L'Explication Prémisse
Si une rivière, qu’elle appartienne ou non à l’État, arrache soudainement une portion importante et identifiable d’un champ riverain et la dépose sur un autre champ (en contrebas ou sur la rive d’en face), le propriétaire de la partie arrachée conserve la propriété et peut la réclamer. Mais il doit agir en justice dans l’année qui suit l’événement : passé ce délai sa demande sera rejetée, sauf si le propriétaire du champ sur lequel la portion a été déposée n’avait pas encore pris possession de cette terre (dans ce cas la revendication peut encore être recevable).
Après un orage violent, une crue emporte un morceau de terrain d’environ 20 m² du champ de Marie (on y reconnaît une souches et des cailloux particuliers) et le dépose sur la parcelle de son voisin Paul, plus basse. Marie peut demander au juge que cette terre lui soit rendue. Si elle saisit le tribunal dans l’année, elle a des chances d’obtenir la restitution. Si elle attend plus d’un an et que Paul a déjà labouré et planté sur cet emplacement (il a pris possession), sa demande sera refusée ; si, au contraire, Paul n’a jamais exploité la portion déposée (il ne l’a pas prise en possession), Marie pourra encore la réclamer malgré le dépassement du délai.

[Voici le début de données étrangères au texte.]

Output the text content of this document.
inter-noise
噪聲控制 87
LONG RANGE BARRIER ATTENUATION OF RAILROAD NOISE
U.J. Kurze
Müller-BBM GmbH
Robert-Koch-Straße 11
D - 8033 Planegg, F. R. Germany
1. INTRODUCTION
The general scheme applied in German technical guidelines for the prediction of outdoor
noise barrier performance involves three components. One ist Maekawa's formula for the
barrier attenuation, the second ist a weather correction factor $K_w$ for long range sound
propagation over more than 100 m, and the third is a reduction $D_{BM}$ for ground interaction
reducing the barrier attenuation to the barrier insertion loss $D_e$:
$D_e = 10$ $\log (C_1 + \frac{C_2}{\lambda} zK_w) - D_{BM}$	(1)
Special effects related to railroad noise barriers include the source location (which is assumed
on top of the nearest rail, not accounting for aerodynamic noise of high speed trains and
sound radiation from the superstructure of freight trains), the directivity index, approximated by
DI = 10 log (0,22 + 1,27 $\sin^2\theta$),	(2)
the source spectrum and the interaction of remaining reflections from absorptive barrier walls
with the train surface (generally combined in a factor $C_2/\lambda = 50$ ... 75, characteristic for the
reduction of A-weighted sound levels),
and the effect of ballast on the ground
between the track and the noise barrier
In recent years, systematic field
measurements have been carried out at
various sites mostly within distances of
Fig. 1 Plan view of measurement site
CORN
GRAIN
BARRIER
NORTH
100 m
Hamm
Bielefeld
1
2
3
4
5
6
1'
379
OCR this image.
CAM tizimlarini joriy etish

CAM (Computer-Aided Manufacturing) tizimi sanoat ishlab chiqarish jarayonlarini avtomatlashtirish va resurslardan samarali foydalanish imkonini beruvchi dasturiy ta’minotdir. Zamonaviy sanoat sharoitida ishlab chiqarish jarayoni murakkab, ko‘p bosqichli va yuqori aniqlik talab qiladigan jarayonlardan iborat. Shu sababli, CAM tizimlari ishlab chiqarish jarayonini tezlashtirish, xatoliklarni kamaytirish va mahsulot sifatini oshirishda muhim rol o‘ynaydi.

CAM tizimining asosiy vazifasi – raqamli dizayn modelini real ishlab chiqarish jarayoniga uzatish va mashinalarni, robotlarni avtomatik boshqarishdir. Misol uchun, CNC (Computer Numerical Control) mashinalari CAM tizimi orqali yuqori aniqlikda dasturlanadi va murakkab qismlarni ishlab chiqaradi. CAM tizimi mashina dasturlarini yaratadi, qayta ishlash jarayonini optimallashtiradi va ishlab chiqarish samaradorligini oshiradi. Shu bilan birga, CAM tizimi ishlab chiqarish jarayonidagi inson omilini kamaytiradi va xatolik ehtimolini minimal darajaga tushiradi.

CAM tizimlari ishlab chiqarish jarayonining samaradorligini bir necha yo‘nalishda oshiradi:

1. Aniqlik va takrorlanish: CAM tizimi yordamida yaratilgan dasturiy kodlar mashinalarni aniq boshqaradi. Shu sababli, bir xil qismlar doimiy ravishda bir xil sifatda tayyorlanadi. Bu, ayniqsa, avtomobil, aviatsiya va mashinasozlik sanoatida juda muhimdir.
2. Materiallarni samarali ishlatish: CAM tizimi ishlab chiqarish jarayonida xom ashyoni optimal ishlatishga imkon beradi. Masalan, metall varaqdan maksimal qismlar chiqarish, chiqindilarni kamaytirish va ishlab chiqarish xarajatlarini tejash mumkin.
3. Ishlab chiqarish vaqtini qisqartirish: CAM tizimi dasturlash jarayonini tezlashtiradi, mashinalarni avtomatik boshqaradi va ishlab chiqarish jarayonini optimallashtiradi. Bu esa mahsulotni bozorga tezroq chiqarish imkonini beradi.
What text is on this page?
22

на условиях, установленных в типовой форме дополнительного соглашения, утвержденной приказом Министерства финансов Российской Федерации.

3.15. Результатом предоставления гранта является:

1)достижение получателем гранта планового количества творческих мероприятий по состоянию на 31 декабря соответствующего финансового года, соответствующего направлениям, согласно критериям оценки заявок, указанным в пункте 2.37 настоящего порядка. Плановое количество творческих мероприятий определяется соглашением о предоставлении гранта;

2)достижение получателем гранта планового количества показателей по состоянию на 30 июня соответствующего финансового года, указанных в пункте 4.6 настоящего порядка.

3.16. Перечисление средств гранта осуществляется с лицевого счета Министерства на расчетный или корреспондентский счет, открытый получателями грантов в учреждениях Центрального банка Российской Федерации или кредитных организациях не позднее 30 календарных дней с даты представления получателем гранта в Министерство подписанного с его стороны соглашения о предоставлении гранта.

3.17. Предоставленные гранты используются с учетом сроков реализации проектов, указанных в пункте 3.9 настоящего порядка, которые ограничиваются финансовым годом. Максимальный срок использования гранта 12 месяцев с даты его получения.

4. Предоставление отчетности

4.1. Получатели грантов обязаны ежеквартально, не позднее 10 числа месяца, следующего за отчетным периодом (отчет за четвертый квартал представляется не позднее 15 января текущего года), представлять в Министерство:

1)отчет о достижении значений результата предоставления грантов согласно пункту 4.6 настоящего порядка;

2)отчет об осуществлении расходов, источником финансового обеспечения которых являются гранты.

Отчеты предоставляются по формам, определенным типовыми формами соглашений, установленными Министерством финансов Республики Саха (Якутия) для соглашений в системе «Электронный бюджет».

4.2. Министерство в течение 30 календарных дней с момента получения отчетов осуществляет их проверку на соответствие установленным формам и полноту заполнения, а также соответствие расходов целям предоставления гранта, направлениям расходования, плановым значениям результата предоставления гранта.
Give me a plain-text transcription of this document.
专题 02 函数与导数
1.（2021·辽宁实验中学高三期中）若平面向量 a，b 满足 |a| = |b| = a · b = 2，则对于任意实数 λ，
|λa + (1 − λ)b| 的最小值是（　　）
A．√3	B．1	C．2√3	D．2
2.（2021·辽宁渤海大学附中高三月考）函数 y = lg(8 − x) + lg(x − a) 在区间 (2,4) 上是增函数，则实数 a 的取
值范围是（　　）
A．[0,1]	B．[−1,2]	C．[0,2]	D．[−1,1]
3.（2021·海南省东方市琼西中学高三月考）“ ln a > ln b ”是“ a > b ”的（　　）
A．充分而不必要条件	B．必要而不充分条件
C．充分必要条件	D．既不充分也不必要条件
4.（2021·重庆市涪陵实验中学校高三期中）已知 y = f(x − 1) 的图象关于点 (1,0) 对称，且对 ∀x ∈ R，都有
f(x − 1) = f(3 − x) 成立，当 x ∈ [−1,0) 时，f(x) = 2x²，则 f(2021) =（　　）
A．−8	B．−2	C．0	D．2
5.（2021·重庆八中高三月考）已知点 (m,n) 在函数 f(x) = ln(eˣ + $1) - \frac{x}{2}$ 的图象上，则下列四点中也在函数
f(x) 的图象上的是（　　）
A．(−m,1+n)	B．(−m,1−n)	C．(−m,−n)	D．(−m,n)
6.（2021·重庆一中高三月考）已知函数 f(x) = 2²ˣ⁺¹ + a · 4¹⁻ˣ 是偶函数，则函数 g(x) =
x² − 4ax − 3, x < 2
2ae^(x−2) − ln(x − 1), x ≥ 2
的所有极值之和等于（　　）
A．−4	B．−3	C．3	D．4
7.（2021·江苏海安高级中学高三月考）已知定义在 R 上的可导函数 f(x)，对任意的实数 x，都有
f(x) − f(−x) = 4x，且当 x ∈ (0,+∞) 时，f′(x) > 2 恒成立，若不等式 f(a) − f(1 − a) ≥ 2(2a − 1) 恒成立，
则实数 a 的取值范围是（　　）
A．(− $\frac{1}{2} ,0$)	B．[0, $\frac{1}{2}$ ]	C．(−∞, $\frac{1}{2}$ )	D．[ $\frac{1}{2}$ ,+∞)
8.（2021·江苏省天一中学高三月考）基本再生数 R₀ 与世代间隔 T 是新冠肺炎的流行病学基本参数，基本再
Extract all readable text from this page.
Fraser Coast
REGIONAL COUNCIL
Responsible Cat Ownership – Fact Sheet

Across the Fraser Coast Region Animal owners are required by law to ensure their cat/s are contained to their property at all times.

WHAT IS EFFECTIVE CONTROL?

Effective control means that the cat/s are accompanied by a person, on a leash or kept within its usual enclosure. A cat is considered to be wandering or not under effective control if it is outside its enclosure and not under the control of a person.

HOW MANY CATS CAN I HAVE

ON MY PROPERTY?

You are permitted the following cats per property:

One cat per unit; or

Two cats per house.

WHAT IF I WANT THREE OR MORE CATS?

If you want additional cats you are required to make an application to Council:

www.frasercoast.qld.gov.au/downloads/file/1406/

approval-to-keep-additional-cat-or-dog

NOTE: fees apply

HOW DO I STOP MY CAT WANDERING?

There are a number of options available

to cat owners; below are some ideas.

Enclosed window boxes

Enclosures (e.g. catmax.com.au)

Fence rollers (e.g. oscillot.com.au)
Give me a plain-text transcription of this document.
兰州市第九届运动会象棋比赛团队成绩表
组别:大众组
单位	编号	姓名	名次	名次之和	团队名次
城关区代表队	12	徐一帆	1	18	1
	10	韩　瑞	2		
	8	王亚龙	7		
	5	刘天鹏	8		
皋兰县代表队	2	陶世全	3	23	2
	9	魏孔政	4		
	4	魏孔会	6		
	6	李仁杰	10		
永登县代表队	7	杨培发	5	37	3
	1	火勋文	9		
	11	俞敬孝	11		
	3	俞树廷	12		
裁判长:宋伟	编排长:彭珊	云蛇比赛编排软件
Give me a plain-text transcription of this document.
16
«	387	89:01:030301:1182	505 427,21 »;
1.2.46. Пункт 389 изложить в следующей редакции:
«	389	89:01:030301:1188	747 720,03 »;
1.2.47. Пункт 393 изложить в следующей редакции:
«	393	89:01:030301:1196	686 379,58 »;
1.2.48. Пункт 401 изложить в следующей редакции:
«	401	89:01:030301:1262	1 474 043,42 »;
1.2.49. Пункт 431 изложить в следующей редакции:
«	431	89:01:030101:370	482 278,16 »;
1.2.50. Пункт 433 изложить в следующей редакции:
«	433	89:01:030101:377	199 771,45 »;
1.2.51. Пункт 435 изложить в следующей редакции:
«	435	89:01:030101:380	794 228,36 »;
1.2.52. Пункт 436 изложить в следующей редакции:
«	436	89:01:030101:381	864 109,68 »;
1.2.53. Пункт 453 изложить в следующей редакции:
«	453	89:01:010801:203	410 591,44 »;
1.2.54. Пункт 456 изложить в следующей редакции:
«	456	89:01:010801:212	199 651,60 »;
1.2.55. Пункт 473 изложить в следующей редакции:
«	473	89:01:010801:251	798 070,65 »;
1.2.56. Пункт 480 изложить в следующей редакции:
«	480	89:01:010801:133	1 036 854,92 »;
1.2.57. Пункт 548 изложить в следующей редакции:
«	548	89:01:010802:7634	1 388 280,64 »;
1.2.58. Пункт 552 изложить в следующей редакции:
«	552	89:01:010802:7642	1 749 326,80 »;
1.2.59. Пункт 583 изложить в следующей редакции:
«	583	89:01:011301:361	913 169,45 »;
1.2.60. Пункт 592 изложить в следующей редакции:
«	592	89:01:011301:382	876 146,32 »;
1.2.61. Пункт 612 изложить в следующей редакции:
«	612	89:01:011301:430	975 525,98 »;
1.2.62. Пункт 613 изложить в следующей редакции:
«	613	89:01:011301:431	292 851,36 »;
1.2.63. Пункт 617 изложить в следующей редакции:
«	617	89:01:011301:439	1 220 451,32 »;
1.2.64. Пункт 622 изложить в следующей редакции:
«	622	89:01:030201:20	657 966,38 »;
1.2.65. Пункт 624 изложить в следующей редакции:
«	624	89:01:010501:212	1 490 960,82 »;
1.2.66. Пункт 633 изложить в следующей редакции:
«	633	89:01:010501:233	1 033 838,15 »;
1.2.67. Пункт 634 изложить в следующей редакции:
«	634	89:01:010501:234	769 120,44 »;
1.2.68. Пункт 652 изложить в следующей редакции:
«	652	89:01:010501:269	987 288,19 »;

- S’applique aux cours d’eau domaniaux ou non (publics ou privés).
- Condition essentielle : l’enlèvement doit être causé par une force subite (crue, inondation) et non par une érosion lente.
- La portion arrachée doit être considérable et identifiable (facilement reconnaissable).
- Le propriétaire de la partie enlevée conserve un droit de revendication (peut demander la restitution).
- Délai strict : l’action doit être formée dans l’année qui suit l’événement.
- Exception au délai : si le propriétaire du fonds récepteur n’a pas encore pris possession de la portion, la revendication peut rester recevable après l’année.
- La possession du terrain par le destinataire est déterminante pour l’irrecevabilité après le délai (la prise de possession protège le possesseur).
- Charge de la preuve : celui qui réclame doit prouver l’origine et l’identification de la partie enlevée et le caractère subit de l’événement.